Me fumé un cigarrillo hasta el filtro, y luego otro, y luego rebusqué en el bolso hasta dar con una caja de caramelos balsámicos, sin azúcar, y me metí uno en la boca, y lo reduje prácticamente a la mitad, empujándolo con la lengua contra el paladar, mientras me preguntaba qué iba a hacer después. La solución más sensata habría sido hacer caso a aquella mujer, levantarme y largarme de allí para siempre. La segunda opción de la sensatez habría consistido en pronunciar en voz alta el discurso que acababa de fabricar para mis adentros entre el sabor del tabaco y el del eucalipto. Sin embargo, elegí la posibilidad más insensata, porque odio no tener el control sobre una situación, no sé muy bien cómo actuar cuando eso ocurre, y por eso terminé respondiendo a su primera pregunta
como si no hubiera pasado nada después.
—Me llamo Francisca. Francisca María Antonia Antúnez, si quiere saberlo todo. No son nombres muy bonitos, desde luego, pero tampoco es una tragedia llamarse así, sobre todo porque cada uno de ellos significa algo. La abuela de mi padre se llamaba Francisca Merello de Antúnez, ¿le suena? —negó con la cabeza—, claro, seguramente usted no habrá estudiado nunca solfeo — repitió el mismo gesto para darme la razón—. Sin embargo, fue una mujer muy importante, una pedagoga musical de primera fila, profesora del Instituto–Escuela de Madrid, un colegio muy ligado al espíritu de la Institución Libre de Enseñanza. Tuvo cuatro hijos, todos varones, pero dejó muy claro que si hubiera tenido una niña se habría llamado Elisa, como la musa de Beethoven. Yo debería haberme llamado así, porque soy la primera hembra de tres generaciones de Antúnez, pero mi padre me puso Francisca en su honor. Lo de María fue idea de mi madre, una tontería, ella intentó siempre imponer ese nombre sobre los demás y nunca lo consiguió. Mi abuela, alumna primero, y después nuera de Francisca, se llamaba Antonia Valdecasas. Había nacido en Granada, vino a Madrid a estudiar. Era pintora, hija de un amigo de Ángel Ganivet, hermana de un diputado comunista. Tenía mucho talento y muy mala suerte. En la primavera de 1936, fue a visitar a sus padres y cayó enferma. Tifus. Cuando los nacionales fueron a buscar a su hermano, sólo la encontraron a ella, en la cama, con fiebre. No les importó mucho. La sacaron de allí, la montaron en un camión, y la fusilaron contra la tapia del cementerio. Tenía 34 años. Su marido pasó la guerra en Madrid, y al final, salió por Francia. Murió allí mismo, algunos meses después, en uno de esos espantosos campos de concentración donde los franceses encerraban a los refugiados republicanos españoles, como si todavía no hubieran tenido bastante. Nadie supo nunca cuál fue la causa exacta de su muerte. Mi padre tenía 17 años cuando lo vio por última vez, e intentó convencerle de que lo llevara consigo, pero él no se lo consintió, y lo dejó en Madrid con sus padres, mis bisabuelos Antúnez, todo lo progresistas que se quiera, pero tan cautos y discretos siempre que apenas perdieron algo más que la guerra. La familia de mi abuela Antonia, en cambio, lo tuvo muy mal, porque todo el mundo les conocía en aquella ciudad tan cruel, que de repente se había vuelto tan pequeña…
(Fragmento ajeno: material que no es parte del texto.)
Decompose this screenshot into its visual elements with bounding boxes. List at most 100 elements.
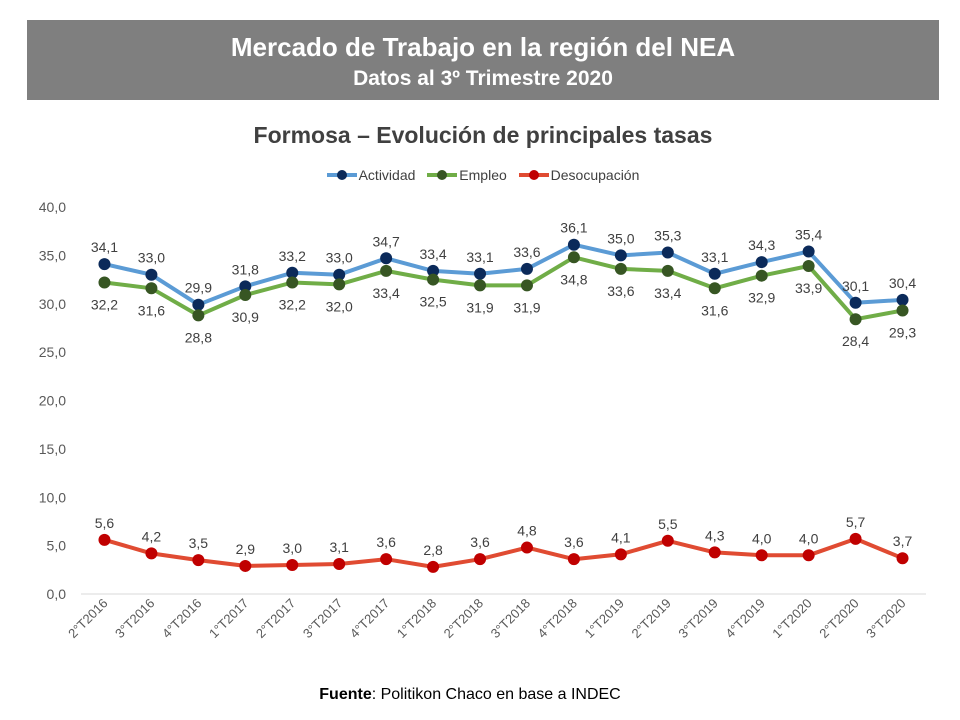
data-point-actividad bbox=[98, 258, 111, 271]
x-tick-label: 4°T2018 bbox=[535, 596, 580, 641]
page-subtitle: Datos al 3º Trimestre 2020 bbox=[353, 67, 613, 90]
data-label-desocupacion: 4,0 bbox=[799, 530, 819, 546]
data-point-desocupacion bbox=[380, 553, 393, 566]
data-point-empleo bbox=[380, 264, 393, 277]
y-tick-label: 35,0 bbox=[39, 247, 66, 263]
data-label-empleo: 33,4 bbox=[654, 285, 681, 301]
data-point-actividad bbox=[380, 252, 393, 265]
data-label-actividad: 34,3 bbox=[748, 237, 775, 253]
data-point-desocupacion bbox=[708, 546, 721, 559]
data-point-desocupacion bbox=[98, 533, 111, 546]
data-point-empleo bbox=[802, 260, 815, 273]
data-point-actividad bbox=[849, 296, 862, 309]
x-tick-label: 3°T2020 bbox=[863, 596, 908, 641]
data-label-actividad: 36,1 bbox=[560, 220, 587, 236]
data-label-actividad: 33,1 bbox=[701, 249, 728, 265]
source-text: : Politikon Chaco en base a INDEC bbox=[371, 686, 621, 703]
data-label-desocupacion: 5,6 bbox=[95, 515, 115, 531]
data-point-actividad bbox=[145, 268, 158, 281]
x-tick-label: 1°T2017 bbox=[206, 596, 251, 641]
data-label-desocupacion: 2,9 bbox=[236, 541, 256, 557]
data-label-actividad: 35,0 bbox=[607, 230, 634, 246]
data-label-desocupacion: 3,6 bbox=[470, 534, 490, 550]
legend-marker-empleo bbox=[427, 169, 458, 181]
legend-label-actividad: Actividad bbox=[358, 167, 416, 183]
data-point-empleo bbox=[239, 289, 252, 302]
data-point-actividad bbox=[286, 266, 299, 279]
x-tick-label: 4°T2019 bbox=[722, 596, 767, 641]
data-point-desocupacion bbox=[474, 553, 487, 566]
y-tick-label: 20,0 bbox=[39, 393, 66, 409]
data-label-actividad: 33,6 bbox=[513, 244, 540, 260]
data-point-desocupacion bbox=[896, 552, 909, 565]
data-label-actividad: 33,1 bbox=[466, 249, 493, 265]
data-label-desocupacion: 4,8 bbox=[517, 523, 537, 539]
data-label-actividad: 33,2 bbox=[279, 248, 306, 264]
data-label-desocupacion: 4,3 bbox=[705, 527, 725, 543]
source-note: Fuente: Politikon Chaco en base a INDEC bbox=[0, 686, 940, 704]
data-label-desocupacion: 3,5 bbox=[189, 535, 209, 551]
data-point-empleo bbox=[896, 304, 909, 317]
data-point-desocupacion bbox=[849, 532, 862, 545]
legend-label-desocupacion: Desocupación bbox=[550, 167, 640, 183]
data-label-actividad: 35,3 bbox=[654, 227, 681, 243]
x-tick-label: 3°T2018 bbox=[488, 596, 533, 641]
y-tick-label: 40,0 bbox=[39, 199, 66, 215]
chart-title: Formosa – Evolución de principales tasas bbox=[253, 122, 713, 148]
data-label-desocupacion: 3,1 bbox=[329, 539, 349, 555]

Cuando tenía catorce años, creí reconocer a mi ilustre bisabuela en una ilustración de un libro de texto, y me emocioné tanto que me temblaron las manos al pasar la página, pero resultó que aquella explosiva combinación de expresión adusta, casi masculina, y carnes incalculables, inequívocamente femeninas, que hundía la barbilla en su propia papada para levantar los ojos hacia el objetivo con una altivez casi teatral, era doña Emilia Pardo Bazán. Por lo demás, el mismo moño de pelo blanco, los mismos vestidos rígidos y entallados hasta la cintura, seda negra, brillante, lentes muy parecidos colgando de una cadena sobre la falda, y un libro entreabierto en las manos, aunque después de fijarme un poco tuve que admitir, no sin una punta de desaliento, que Francisca era bastante más fea de cara.